From elderlawanswers.com:
In 1999, George Ferrara executed a will bequeathing his entire estate to The Salvation Army. In 2000, Mr. Ferrara, who was single and had no children, signed a durable power of attorney called the "New York Statutory Short Form" appointing his brother, John, and a nephew, Dominick Ferrara, as his attorneys-in-fact. Mr. Ferrara initialed a typewritten addition to the form that enabled the attorneys-in-fact to make gifts to themselves without limitation. Dominick claims that this provision furthered his uncle's wishes that Dominick have all his assets. Mr. Ferrara died three weeks after executing the power of attorney. During those three weeks, Dominick transferred about $820,000 of Mr. Ferrara's assets to himself.

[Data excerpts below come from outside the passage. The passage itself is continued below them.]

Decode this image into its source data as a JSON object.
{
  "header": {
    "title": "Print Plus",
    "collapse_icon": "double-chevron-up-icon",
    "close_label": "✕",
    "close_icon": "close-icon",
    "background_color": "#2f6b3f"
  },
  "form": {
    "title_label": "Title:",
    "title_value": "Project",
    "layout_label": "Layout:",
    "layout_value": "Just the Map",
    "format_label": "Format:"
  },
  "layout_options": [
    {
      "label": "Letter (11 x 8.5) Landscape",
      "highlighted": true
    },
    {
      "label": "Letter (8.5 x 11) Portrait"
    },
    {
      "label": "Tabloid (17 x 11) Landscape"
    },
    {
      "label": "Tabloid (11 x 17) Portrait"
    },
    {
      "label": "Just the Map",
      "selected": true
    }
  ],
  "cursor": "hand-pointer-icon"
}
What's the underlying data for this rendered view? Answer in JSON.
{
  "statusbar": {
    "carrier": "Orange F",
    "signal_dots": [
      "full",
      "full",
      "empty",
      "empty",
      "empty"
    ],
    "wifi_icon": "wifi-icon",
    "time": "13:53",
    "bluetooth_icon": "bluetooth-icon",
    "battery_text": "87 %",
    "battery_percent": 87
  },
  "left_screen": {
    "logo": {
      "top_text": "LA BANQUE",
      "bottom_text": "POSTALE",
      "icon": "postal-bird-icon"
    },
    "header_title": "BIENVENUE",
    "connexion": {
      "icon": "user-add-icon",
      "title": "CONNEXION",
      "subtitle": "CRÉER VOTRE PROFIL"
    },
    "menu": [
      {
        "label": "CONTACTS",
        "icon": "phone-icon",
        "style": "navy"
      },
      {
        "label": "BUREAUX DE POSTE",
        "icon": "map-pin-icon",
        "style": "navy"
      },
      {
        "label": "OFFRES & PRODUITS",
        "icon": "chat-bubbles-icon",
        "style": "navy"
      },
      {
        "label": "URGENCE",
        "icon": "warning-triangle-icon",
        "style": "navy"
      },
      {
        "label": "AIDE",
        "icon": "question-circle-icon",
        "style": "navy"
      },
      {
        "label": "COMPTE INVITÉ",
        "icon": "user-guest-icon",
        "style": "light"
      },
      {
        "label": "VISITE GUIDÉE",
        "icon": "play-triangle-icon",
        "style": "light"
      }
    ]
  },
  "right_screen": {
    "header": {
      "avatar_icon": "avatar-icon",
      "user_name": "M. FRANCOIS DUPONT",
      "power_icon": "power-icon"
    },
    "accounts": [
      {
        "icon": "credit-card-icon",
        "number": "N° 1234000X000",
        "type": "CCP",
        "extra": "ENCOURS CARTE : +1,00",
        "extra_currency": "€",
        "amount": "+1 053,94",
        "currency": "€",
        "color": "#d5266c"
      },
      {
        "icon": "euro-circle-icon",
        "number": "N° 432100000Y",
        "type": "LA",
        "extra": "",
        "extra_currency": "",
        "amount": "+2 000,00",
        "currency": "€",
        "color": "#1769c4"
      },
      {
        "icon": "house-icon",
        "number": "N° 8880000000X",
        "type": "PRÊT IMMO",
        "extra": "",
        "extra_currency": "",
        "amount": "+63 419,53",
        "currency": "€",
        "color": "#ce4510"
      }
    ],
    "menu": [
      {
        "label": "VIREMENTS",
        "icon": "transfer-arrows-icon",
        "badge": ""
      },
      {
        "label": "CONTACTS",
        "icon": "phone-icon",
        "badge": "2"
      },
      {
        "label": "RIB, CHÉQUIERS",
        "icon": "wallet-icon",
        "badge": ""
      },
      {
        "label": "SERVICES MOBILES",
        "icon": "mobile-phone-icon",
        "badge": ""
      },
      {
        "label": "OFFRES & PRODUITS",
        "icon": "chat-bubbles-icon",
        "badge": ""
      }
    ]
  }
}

After learning of Mr. Ferrara's will, The Salvation Army began proceedings against Dominick to recover the assets. The trial court dismissed the petition, ruling that the presumption of impropriety when an attorney-in-fact makes self-gifts had been eliminated by changes to New York's laws in 1997. General Obligations Law § 5-1502 and 1503. The new law directs that an attorney-in-fact is authorized to make annual gifts of $10,000 or less to specified beneficiaries, but may do so only for purposes reasonably deemed to be in the principal's "best interest." The law also allows for additional language to be added permitting unlimited gifts. The trial court held that the best interest limitation does not apply to this additional language. The Appellate Division affirmed and The Salvation Army appealed.

The Court of Appeals of New York, the state's highest court, reverses. The court finds that nothing in the law suggests that the best interest requirement is waived when additional language increases the gift amount or expands the potential beneficiaries. "The Legislature intended [the relevant section] to function as a means to customize the statutory short form power of attorney, not as an escape-hatch from the statute's protections," the court writes. The court goes on to rule that "best interest" does not include the kind of unqualified generosity to the holder of a power of attorney practiced by Dominick, "especially where the gift virtually impoverishes a donor whose estate plan, shown by a recent will, contradicts any desire to benefit the recipient of the gift."